J’ai donc, convaincu, acheté « Arrêtez-moi là ! » de Iain Levison. Et là, me voilà dans l’avion pour nulle part : un étrange pays qui vous invite à vous méfier de tout, y compris de vous-même. Car on n’y est jamais assez prudent.
Tout commence avec une banalité sans faille. Vous êtes chauffeur de taxi et vous prenez, ingénu, une jolie femme à la sortie de l’aéroport. Vous la reconduisez chez elle. Elle vous invite à entrer le temps d’aller chercher de quoi vous payer la course. Une confiance dont vous allez vous mordre les doigts.

« Ne touchez jamais aux fenêtres des gens. Tout le monde ment. » Les grands mots sont lâchés : vous voilà dans un monde sans présomption d’innocence.
Et si vous n’avez rien fait, ce n’est pas grave du moment que la police vous croit coupable : « J’ai remarqué que lorsque j’ouvre la bouche les deux civils se contentent de me regarder comme s’ils essayaient de lire les pensées qui ont produit ce que je viens de dire. J’ai l’impression d’être soumis à une expérience, et qu’ils prennent mentalement des notes chaque fois que je parle. Tout chez moi les intéresse, sauf ce que je dis. »

Et plus vous tentez de nier, plus vous vous enfoncez, puisque tout bon coupable, n’est-ce pas, va tenter de nier son crime !

Vous voilà donc dans le couloir de la mort, attendant un jugement avec l’illusion de croire encore vous en sortir.
Vous vous en sortez, mais à condition de vous soumettre au « marché » que représentent les individus de votre espèce.
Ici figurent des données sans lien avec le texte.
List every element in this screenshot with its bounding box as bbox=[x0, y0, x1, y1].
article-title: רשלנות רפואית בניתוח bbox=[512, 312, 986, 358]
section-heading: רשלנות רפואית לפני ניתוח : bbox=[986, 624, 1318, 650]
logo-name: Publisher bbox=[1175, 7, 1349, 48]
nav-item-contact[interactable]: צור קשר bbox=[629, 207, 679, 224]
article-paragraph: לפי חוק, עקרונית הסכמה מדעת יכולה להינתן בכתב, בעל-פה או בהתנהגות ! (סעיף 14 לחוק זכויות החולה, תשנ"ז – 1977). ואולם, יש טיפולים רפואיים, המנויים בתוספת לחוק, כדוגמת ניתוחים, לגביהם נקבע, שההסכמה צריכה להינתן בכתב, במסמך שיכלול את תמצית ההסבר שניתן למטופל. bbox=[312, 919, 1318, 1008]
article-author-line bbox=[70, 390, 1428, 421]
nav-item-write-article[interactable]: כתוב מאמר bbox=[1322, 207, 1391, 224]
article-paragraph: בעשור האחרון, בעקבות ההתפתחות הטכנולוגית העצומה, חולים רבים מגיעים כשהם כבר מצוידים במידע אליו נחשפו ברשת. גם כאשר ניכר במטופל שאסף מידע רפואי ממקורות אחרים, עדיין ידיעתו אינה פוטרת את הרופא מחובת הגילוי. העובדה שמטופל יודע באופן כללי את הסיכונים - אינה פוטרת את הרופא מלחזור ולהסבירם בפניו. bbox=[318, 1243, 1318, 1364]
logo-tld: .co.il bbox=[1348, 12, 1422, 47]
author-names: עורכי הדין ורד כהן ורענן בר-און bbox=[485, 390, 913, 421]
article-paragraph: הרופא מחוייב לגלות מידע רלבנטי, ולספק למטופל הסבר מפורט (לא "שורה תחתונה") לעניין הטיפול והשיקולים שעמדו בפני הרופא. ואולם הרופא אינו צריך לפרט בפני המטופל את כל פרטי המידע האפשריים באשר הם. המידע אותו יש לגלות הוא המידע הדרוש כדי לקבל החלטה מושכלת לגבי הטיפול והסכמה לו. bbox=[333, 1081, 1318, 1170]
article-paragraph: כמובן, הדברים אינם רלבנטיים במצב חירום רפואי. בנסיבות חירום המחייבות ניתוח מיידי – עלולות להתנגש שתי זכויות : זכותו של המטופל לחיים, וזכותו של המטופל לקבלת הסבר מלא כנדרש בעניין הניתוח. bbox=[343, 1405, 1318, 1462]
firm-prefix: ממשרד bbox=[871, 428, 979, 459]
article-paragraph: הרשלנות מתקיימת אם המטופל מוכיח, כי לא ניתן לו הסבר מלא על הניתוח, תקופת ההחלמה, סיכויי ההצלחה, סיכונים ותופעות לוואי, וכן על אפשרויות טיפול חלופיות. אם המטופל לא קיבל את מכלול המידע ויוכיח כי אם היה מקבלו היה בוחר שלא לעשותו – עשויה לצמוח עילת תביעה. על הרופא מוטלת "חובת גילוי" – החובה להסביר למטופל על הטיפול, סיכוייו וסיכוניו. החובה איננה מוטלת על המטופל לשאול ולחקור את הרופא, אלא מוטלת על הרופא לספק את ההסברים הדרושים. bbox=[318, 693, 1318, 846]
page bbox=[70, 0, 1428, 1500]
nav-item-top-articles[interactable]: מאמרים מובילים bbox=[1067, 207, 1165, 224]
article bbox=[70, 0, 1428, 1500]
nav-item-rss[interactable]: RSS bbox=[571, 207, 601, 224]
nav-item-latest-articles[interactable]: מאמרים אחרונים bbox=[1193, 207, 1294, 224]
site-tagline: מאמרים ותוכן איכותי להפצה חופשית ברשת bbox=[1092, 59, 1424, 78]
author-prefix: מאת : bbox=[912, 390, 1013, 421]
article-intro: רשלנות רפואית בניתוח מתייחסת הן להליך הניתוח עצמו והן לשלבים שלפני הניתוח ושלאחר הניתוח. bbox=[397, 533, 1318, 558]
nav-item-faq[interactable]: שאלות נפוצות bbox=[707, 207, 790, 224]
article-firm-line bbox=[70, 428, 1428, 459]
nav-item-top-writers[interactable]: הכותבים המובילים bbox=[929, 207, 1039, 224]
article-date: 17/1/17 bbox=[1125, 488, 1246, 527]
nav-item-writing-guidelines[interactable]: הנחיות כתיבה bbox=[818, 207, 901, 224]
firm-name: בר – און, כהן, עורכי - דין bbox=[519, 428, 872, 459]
Votre innocence prouvée, il vous faut en racheter une en clamant sur les radios, les plateaux télévisés, dans les journaux qu’il s’agissait d’une grossière erreur dont bien sûr le système ne peut porter la responsabilité, ni la police, ni la justice.
L’honneur est sauf : vous avez perdu travail, logement, amis, mais l’Etat du Texas vous versera une indemnité conséquente si vous vous débrouillez bien, c’est-à-dire si vous jouez aussi bien du mensonge que ceux qui vous ont faussement accusé.

Voilà un monde : parfait pour ceux qui ont l’arrogance de la richesse, impitoyable pour les malchanceux de l’existence…

Dois-je ajouter que cette Amérique-là me flanque la nausée ? Et qu’à trop jeter les yeux sur cette copie sale et bourrée de fautes, la gangrène qui nous gagne risque fort de faire paraître l’original en habits de paradis, une fois que nous aurons, en son nom, délaissé les quelques bribes d’humanité laborieusement arrachées aux griffes de nos monstrueux démons.

Le pire, c’est que voilà des lectures qui vous laissent avec le goût d’un glissement inéluctable. Nous sommes tous coupables sans avoir rien voulu, sans avoir rien fait, et encore nous baissons la tête. Mais peut-être sommes-nous coupables, justement, de plier l’échine ?

Xavier Lainé
23 janvier 2013

NB : Le livre de Iain Levison, Arrêtez-moi là ! a été publié aux éditions Liana Levi, dans la collection Piccolo ; celui de Eric Puchner, Famille modèle, aux éditions Albin Michel.